Just another illustration of the absurdity of a corporate income tax (or perhaps of corporations in general). Of course corporations should pay taxes – based on the land (including spectrum and other natural resources) that they claim. And they should pay additional taxes reflecting the limited liability granted by the state. But the accounting concept of corporate income has little to do with this.
Over at New City, Tony Fitzpatrick tells us how he survived a heart attack. The good news, of course, is that he did, and it seems to have been due to an aware spouse, responsive ambulance, and nearby hospital with skilled and dedicated staff. Except for the first, those are advantages of living in a more-or-less functional and prosperous city, with pretty decent emergency services, all of which is reflected in the cost of land.

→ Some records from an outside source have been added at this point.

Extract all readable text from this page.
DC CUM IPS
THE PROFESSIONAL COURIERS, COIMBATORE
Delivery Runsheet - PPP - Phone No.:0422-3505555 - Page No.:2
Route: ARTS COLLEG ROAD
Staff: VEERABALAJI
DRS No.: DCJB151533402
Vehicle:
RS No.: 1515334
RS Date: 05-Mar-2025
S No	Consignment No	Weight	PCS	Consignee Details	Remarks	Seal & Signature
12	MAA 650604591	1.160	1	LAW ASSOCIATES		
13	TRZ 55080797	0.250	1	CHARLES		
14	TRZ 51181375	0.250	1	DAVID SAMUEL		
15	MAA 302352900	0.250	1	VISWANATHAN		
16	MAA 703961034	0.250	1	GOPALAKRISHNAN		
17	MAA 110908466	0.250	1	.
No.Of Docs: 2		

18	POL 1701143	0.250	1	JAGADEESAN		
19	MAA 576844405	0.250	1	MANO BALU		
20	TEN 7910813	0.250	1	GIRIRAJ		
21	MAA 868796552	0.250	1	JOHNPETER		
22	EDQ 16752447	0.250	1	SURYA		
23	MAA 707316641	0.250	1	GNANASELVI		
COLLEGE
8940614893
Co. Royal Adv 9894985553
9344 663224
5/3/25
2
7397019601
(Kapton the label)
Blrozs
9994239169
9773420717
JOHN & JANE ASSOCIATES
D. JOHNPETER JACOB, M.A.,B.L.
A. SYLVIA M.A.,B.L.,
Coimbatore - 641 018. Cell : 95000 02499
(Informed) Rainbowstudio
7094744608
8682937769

But somehow, because before “ObamaCare” Tony’s pre-existing condition prevented him from getting insurance for medical expenses, he credits O’Care with his survival. As if, five years ago, there were no ambulances, no hospitals, or no medical staff. In 2010 an ambulance still would have come, he still would have been taken to the closest available hospital, and the staff still would have done their best for him. The only difference is that, afterwards, he would have gotten a big bill, even bigger than the bill he probably did (or will) get. He might have paid the bill, or worked out some payment plan, or had to sign up for some kind of public assistance. And very possibly the hospital would have written off part of the bill. (Either way, before or after O’Care, the hospital would have a considerable staff who spent their time negotiating payments, filling out forms, etc.)
It wasn’t Obamacare, Tony. It was living in a city with helpful people and pretty good medical services. Either way, we’re all paying for it.
And, yeah, somebody ought to make this comment on Tony’s article, but I can’t seem to get thru New City’s spam protection. Maybe someone else can.
We already knew that computers, equipped with proper algorithms, could write stories pretty much indistinguishable from the work of professional journalists working under deadline pressure. And had I been paying attention, I’d know that the company behind this, a “spinout” from Northwestern University, is also moving into other “turn data into a story” tasks, which from the examples here seem to mainly focus on financial reporting, tho it also appears that buyers of used cars can be exposed to “automated and individualized vehicle stories” (pdf) about their cars, which presumably helps sales. And it’s no secret that In Q Tel, an affiliate of your Central Intelligence Agency, is one of several investors behind the company.
So, it’s technology, it’s government, it’s marketing– why am I surprised that it’s protected by a bunch of patents on different variations on “automatic generation of a story?” Here I am, using a computer with many automatic functions to generate a sort of story about this company, and I really haven’t time to read and try to understand all their patents. I guess I better stop before I get in more trouble.